Bhoutan : le Snowman Trek

 

Vers le village isolé de Laya

Nous passons notre premier col, le Nyele La, à 4 890 mètres. Nous voilà dans les alpages, au cœur de la montagne. Il nous faut six jours depuis Jangothang pour atteindre Laya, le second village de l’itinéraire. Ici, les femmes en robe de laine de yack portent sur leur tête un chapeau conique en osier, auquel est accrochée une parure de perles multicolores passant derrière leur crâne.

 

Bhoutan : le Snowman Trek

 

Vers les hauts cols

Au-delà de Laya commence la partie la plus difficile du trekking, ponctuée de cols et de campements à plus de 5 000 mètres d’altitude. La végétation a disparu. Le sentier n’est plus qu’un immense pierrier. Il a un peu neigé ces derniers jours, mais pas suffisamment pour bloquer le passage des cols qui se succèdent et derrière lesquels nous découvrons régulièrement des lacs turquoise ou verts. Après le col de Karakachu La (5 190 m), nous descendons dans la vallée de Tarina, située 1 000 mètres plus bas. Le climat, redevenu humide, a permis à une belle forêt de conifères de s’y développer. De là, on rejoint Woche, premier village depuis Laya. À cette altitude (4 140 m), seules l’orge et la pomme de terre poussent. C’est la fin des moissons et, par conséquent, le début de la saison caravanière pour les habitants ; certains s’apprêtent à quitter le village avec leurs yacks pour se rendre en ville où ils feront des affaires. Nous approchons de Thanza et apercevons la silhouette imposante du Zongophu Gang (7 094 m). Autour de nous, ce ne sont que moraines abandonnées par des glaciers disparus. Les habitants de Thanza vivent en quasi-autarcie, de l’élevage de yacks, de la production d’orge et de la récolte du yarchagumpa (champignon-chenille). L’itinéraire nous entraîne de nouveau dans les hauteurs, où nous devons passer plusieurs cols. À cette altitude, il n’y a plus d’herbe pour les chevaux que les muletiers nourrissent de farine d’orge.

 

Bhoutan : le Snowman Trek

 

La redescente

De Chukarpo, où nous avons passé une nuit à plus de 4 500 mètres, nous redescendons à travers une forêt de rhododendrons.

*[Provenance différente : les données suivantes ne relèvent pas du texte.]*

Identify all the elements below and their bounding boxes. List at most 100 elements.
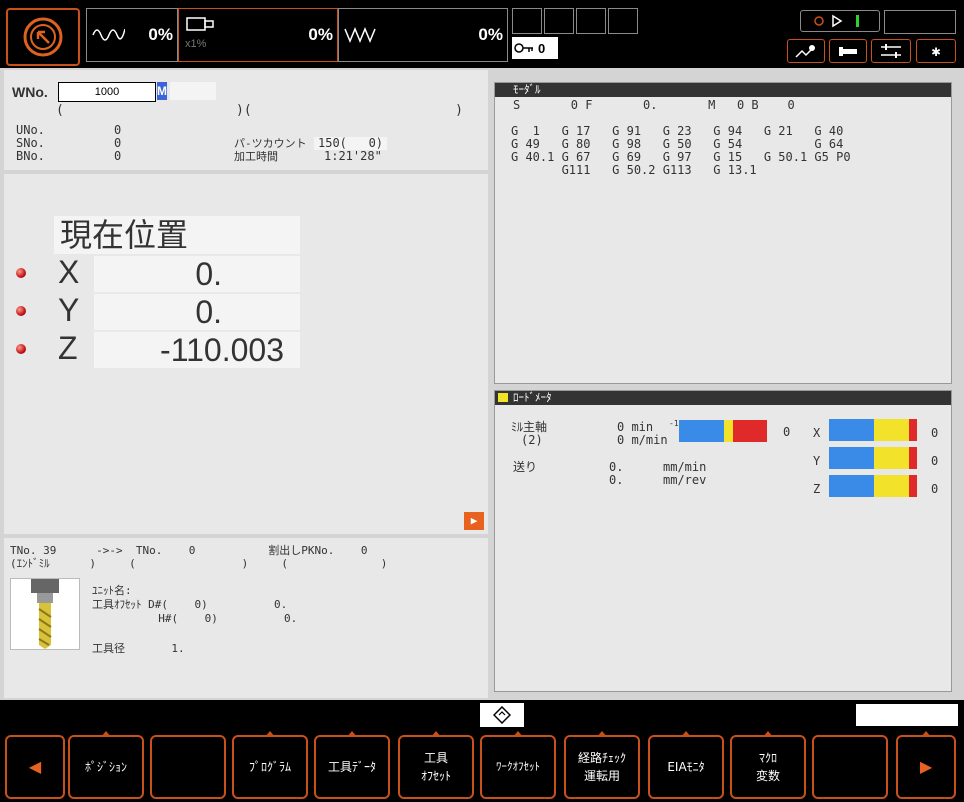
feed-override-tile[interactable]: x1% 0% xyxy=(178,8,338,62)
adjust-button[interactable] xyxy=(871,39,911,63)
axis-x-value: 0. xyxy=(94,256,300,292)
home-button[interactable] xyxy=(6,8,80,66)
pin-icon xyxy=(795,45,815,58)
status-slot-4 xyxy=(608,8,638,34)
softkey-tool-data[interactable]: 工具ﾃﾞｰﾀ xyxy=(314,731,390,799)
work-info-panel: WNo. 1000 M ( )( ) UNo. 0 SNo. 0 BNo. 0 … xyxy=(4,70,488,170)
axis-x-lamp xyxy=(16,268,26,278)
position-panel: 現在位置 X 0. Y 0. Z -110.003 ▶ xyxy=(4,174,488,534)
modal-header: ﾓｰﾀﾞﾙ xyxy=(495,83,951,97)
input-mode-toggle[interactable] xyxy=(480,703,524,727)
wno-input[interactable]: 1000 xyxy=(58,82,156,102)
triangle-right-icon: ▶ xyxy=(919,757,933,776)
modal-spindle-feed: S 0 F 0. M 0 B 0 xyxy=(513,98,795,112)
load-meter-panel: ﾛｰﾄﾞﾒｰﾀ ﾐﾙ主軸 (2) 0 min -1 0 m/min 0 送り 0… xyxy=(494,390,952,692)
axis-z-load-bar xyxy=(829,475,917,497)
axis-x-load-label: X xyxy=(813,426,821,440)
axis-y-value: 0. xyxy=(94,294,300,330)
settings-button[interactable]: ✱ xyxy=(916,39,956,63)
bar-yellow xyxy=(724,420,733,442)
page-arrow-button[interactable]: ▶ xyxy=(464,512,484,530)
axis-y-load-label: Y xyxy=(813,454,821,468)
bar-blue xyxy=(679,420,724,442)
tool-measure-button[interactable] xyxy=(787,39,825,63)
wave-icon xyxy=(92,28,125,41)
softkey-work-offset[interactable]: ﾜｰｸｵﾌｾｯﾄ xyxy=(480,731,556,799)
key-counter: 0 xyxy=(512,37,558,59)
softkey-indicator xyxy=(101,731,111,737)
position-title: 現在位置 xyxy=(54,216,300,254)
bar-red xyxy=(909,419,917,441)
softkey-prev-button[interactable]: ◀ xyxy=(5,735,65,799)
endmill-icon xyxy=(31,579,59,649)
signal-indicator xyxy=(800,10,880,32)
spindle-surface: 0 m/min xyxy=(617,433,668,447)
softkey-label-1: 経路ﾁｪｯｸ xyxy=(577,751,626,765)
wrench-button[interactable] xyxy=(829,39,867,63)
softkey-empty-1[interactable] xyxy=(150,735,226,799)
spindle-load-value: 0% xyxy=(148,25,173,44)
bar-yellow xyxy=(874,475,909,497)
softkey-label: 工具ﾃﾞｰﾀ xyxy=(327,760,376,774)
softkey-program[interactable]: ﾌﾟﾛｸﾞﾗﾑ xyxy=(232,731,308,799)
bar-red xyxy=(909,475,917,497)
axis-z-label: Z xyxy=(58,330,78,366)
bar-blue xyxy=(829,419,874,441)
modal-g-line-4: G111 G 50.2 G113 G 13.1 xyxy=(511,163,757,177)
status-slot-2 xyxy=(544,8,574,34)
wrench-icon xyxy=(839,47,857,56)
diamond-icon xyxy=(493,706,511,724)
softkey-path-check[interactable]: 経路ﾁｪｯｸ 運転用 xyxy=(564,731,640,799)
axis-z-load-label: Z xyxy=(813,482,821,496)
override-sub: x1% xyxy=(185,38,207,50)
softkey-indicator xyxy=(347,731,357,737)
tool-line-2: (ｴﾝﾄﾞﾐﾙ ) ( ) ( ) xyxy=(10,557,388,570)
softkey-indicator xyxy=(431,731,441,737)
machining-time-value: 1:21'28" xyxy=(324,149,382,163)
adjust-icon xyxy=(881,44,901,58)
axis-y-lamp xyxy=(16,306,26,316)
bno-label: BNo. xyxy=(16,149,45,163)
rapid-override-tile[interactable]: 0% xyxy=(338,8,508,62)
spindle-load-tile[interactable]: 0% xyxy=(86,8,178,62)
tool-offset-h: H#( 0) 0. xyxy=(92,612,298,625)
feed-label: 送り xyxy=(513,460,538,474)
axis-z-load-value: 0 xyxy=(931,482,939,496)
axis-z-lamp xyxy=(16,344,26,354)
spindle-load-percent: 0 xyxy=(783,425,791,439)
data-input-field[interactable] xyxy=(856,704,958,726)
meter-icon xyxy=(498,393,508,402)
bar-red xyxy=(909,447,917,469)
softkey-tool-offset[interactable]: 工具 ｵﾌｾｯﾄ xyxy=(398,731,474,799)
softkey-empty-2[interactable] xyxy=(812,735,888,799)
status-slot-right xyxy=(884,10,956,34)
bar-yellow xyxy=(874,447,909,469)
softkey-position[interactable]: ﾎﾟｼﾞｼｮﾝ xyxy=(68,731,144,799)
tool-diameter: 工具径 1. xyxy=(92,642,185,655)
softkey-eia-monitor[interactable]: EIAﾓﾆﾀ xyxy=(648,731,724,799)
softkey-next-button[interactable]: ▶ xyxy=(896,731,956,799)
tool-line-1: TNo. 39 ->-> TNo. 0 割出しPKNo. 0 xyxy=(10,544,368,557)
gear-icon: ✱ xyxy=(931,42,941,60)
softkey-label-2: 変数 xyxy=(755,769,780,783)
arrow-right-icon: ▶ xyxy=(470,514,478,527)
tool-offset-d: 工具ｵﾌｾｯﾄ D#( 0) 0. xyxy=(92,598,288,611)
softkey-indicator xyxy=(763,731,773,737)
load-meter-title: ﾛｰﾄﾞﾒｰﾀ xyxy=(513,391,552,404)
load-meter-header: ﾛｰﾄﾞﾒｰﾀ xyxy=(495,391,951,405)
machining-time-label: 加工時間 xyxy=(234,150,278,163)
bar-blue xyxy=(829,475,874,497)
feed-override-value: 0% xyxy=(308,25,333,44)
program-name-field xyxy=(170,82,216,100)
axis-y-label: Y xyxy=(58,292,80,328)
softkey-label: ﾜｰｸｵﾌｾｯﾄ xyxy=(496,760,540,773)
softkey-label-1: 工具 xyxy=(423,751,448,765)
spindle-speed-exp: -1 xyxy=(669,419,679,428)
softkey-label: EIAﾓﾆﾀ xyxy=(667,760,705,774)
axis-x-load-value: 0 xyxy=(931,426,939,440)
softkey-indicator xyxy=(681,731,691,737)
status-slot-3 xyxy=(576,8,606,34)
axis-z-value: -110.003 xyxy=(94,332,300,368)
spindle-load-bar xyxy=(679,420,767,442)
softkey-macro-variable[interactable]: ﾏｸﾛ 変数 xyxy=(730,731,806,799)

Qu’il est bon de retrouver des couleurs après l’austérité des hautes montagnes ! Au vingt-deuxième jour de ce trekking, nous passons le dernier col de l’itinéraire sous la caresse de légers flocons de neige. Heureux d’avoir accompli le plus dur, conscients de notre chance, nous nous embrassons face aux drapeaux à prières. Le trekking du Snowman est l’un des plus difficiles de l’Himalaya, car il est soumis à des conditions climatiques instables. En ce qui nous concerne, ni l’altitude ni la neige n’ont été un obstacle. Nous en sommes reconnaissants aux dieux de la montagne.